GOGGIA - "Ho avuto dei momenti di forte pressione in questi giorni – ha detto Sofia Goggia -, soprattutto nella mia testa. E ho avuto anche paura di non farcela, magari per un errore o un’uscita. Al cancelletto però ho respirato e ho pensato a tutto ciò che di bello sono in grado di fare. Mi sono presa due rischi e ho rischiato di uscire. Quando però ho tagliato e ho visto la luce verde per 6 decimi ho pensato che non sarebbero state molte le atlete in grado di passarmi davanti. E' stata una stagione non all’altezza delle aspettative, soprattutto in discesa: una stagione non soddisfacente. Adesso però ho questa Coppa di superG che metterò a fianco alle quattro di discesa e per una velocista che vuole essere completa era molto importante conquistarla. Quando riesci ad aggiudicarti il trofeo e vinci anche la gara è positivo. Non è stato facile il weekend di Val di Fassa: arrivavo dalle Olimpiadi e avevo 84 punti di vantaggio sulla Robinson. La mia aspettativa era quella di fare punti e arrivare in Norvegia avendo già conquistato la mia coppa. Ma io in quel weekend non riuscivo a stare in piedi, non riuscivo a sciare in nessun modo. Da allora ci sono state altre due settimane di sofferenza, e di grandi tensioni che mi hanno spossato e sono state davvero pesanti per la mia testa. La particolarità del superG è che si tratta di una disciplina molto diversa dalla discesa, che si prepara giorno dopo giorno. Qui il bello è che si tratta di un mix di tecnica, strategia, istinto: è una disciplina molto complessa e molto intensa. Quest’anno sono riuscita ad usare un po’ meglio la strategia in superG. Sono molto felice, ma sono anche molto provata. Non è stata una stagione semplice. Quando senti che il tuo livello di sci è molto alto, ma non riesci a raggiungere risultati che vanno al di là del mediocre diventa tutto complicato. Ci sono stati dei picchi in alto, ma è stata una stagione incostante. Questa Coppa però mi soddisfa. E' stata vinta da super atlete come Lara Gut e Federica Brignone".

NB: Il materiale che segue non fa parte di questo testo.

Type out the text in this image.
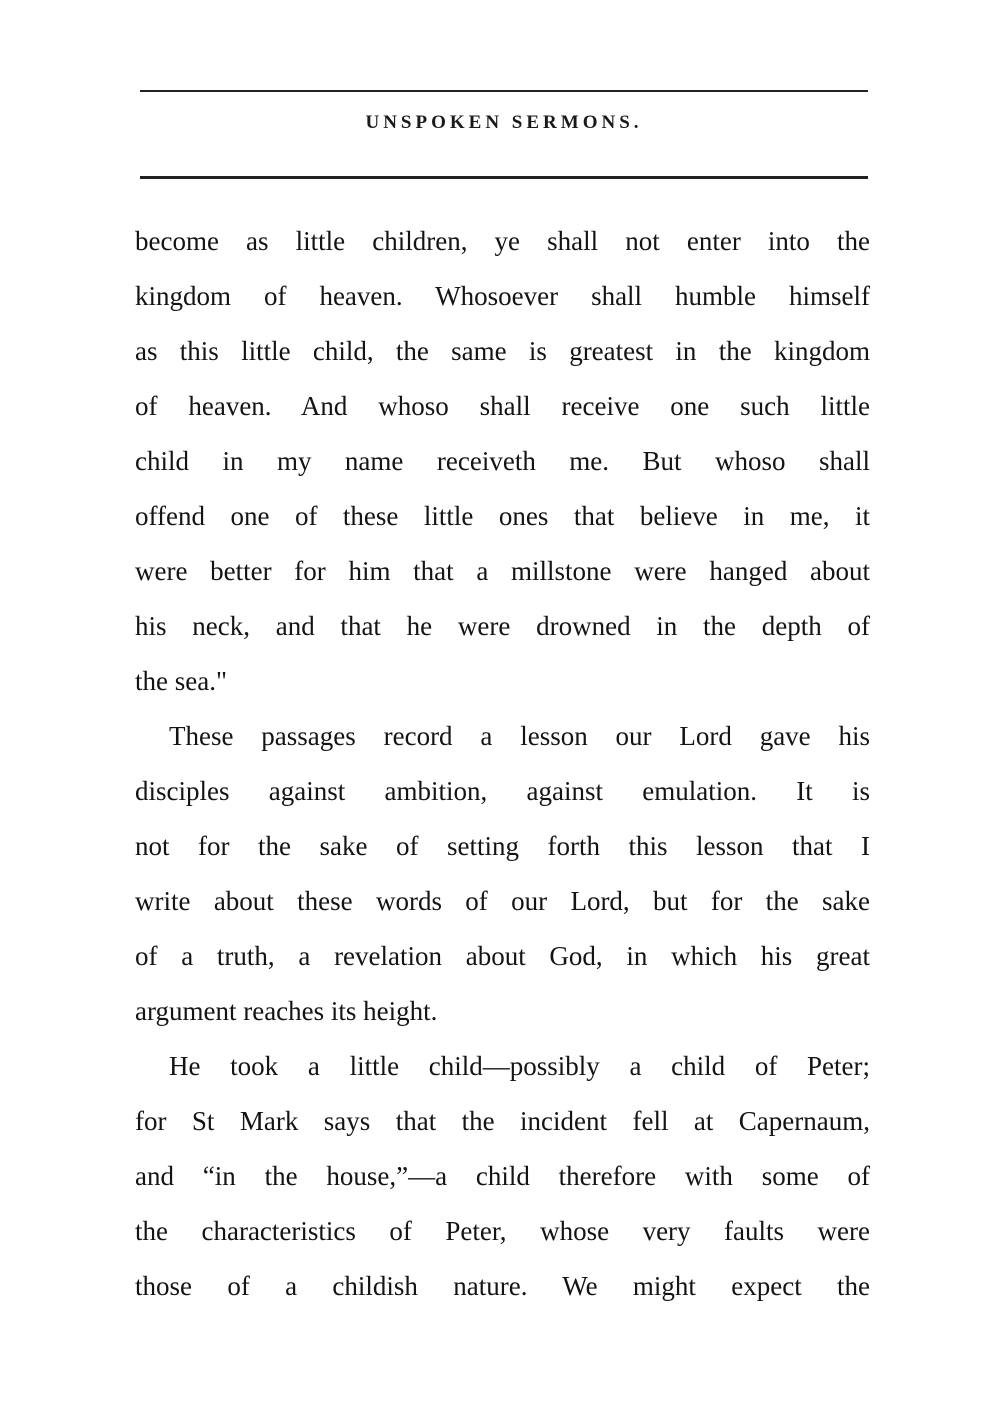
UNSPOKEN SERMONS.
become as little children, ye shall not enter into the
kingdom of heaven. Whosoever shall humble himself
as this little child, the same is greatest in the kingdom
of heaven. And whoso shall receive one such little
child in my name receiveth me. But whoso shall
offend one of these little ones that believe in me, it
were better for him that a millstone were hanged about
his neck, and that he were drowned in the depth of
the sea."
These passages record a lesson our Lord gave his
disciples against ambition, against emulation. It is
not for the sake of setting forth this lesson that I
write about these words of our Lord, but for the sake
of a truth, a revelation about God, in which his great
argument reaches its height.
He took a little child—possibly a child of Peter;
for St Mark says that the incident fell at Capernaum,
and “in the house,”—a child therefore with some of
the characteristics of Peter, whose very faults were
those of a childish nature. We might expect the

PARIS - Due vittorie in due giorni, 26 sigilli in totale, Dominik Paris si esalta per l'ottava volta sulla 'Olympiabakken': "E’ una sorpresa anche per me. Sapevo che avrei potuto fare bene, ma un’altra vittoria non me l’aspettavo. Le sensazioni erano molto strane sotto i piedi, con questa neve molto mossa. Io ho cercato di fare velocità, ma quando ho visto la luce verde al traguardo ho dovuto guardare due volte perché non riuscivo a crederci. Oggi ho passato Jansrud come numero di vittorie su questa pista: mi dispiace un po’ per lui perché non può difendersi, ma forse fa un pensiero sul tornare a gareggiare. Quest’anno la squadra è stata davvero molto forte e questo fa piacere, perché ci sono tanti atleti che possono salire sul podio. Abbiamo poi Franzoni sul quale possiamo contare per vittorie e podi. Spero che tutti possiamo crescere ancora e diventare ancora più forti".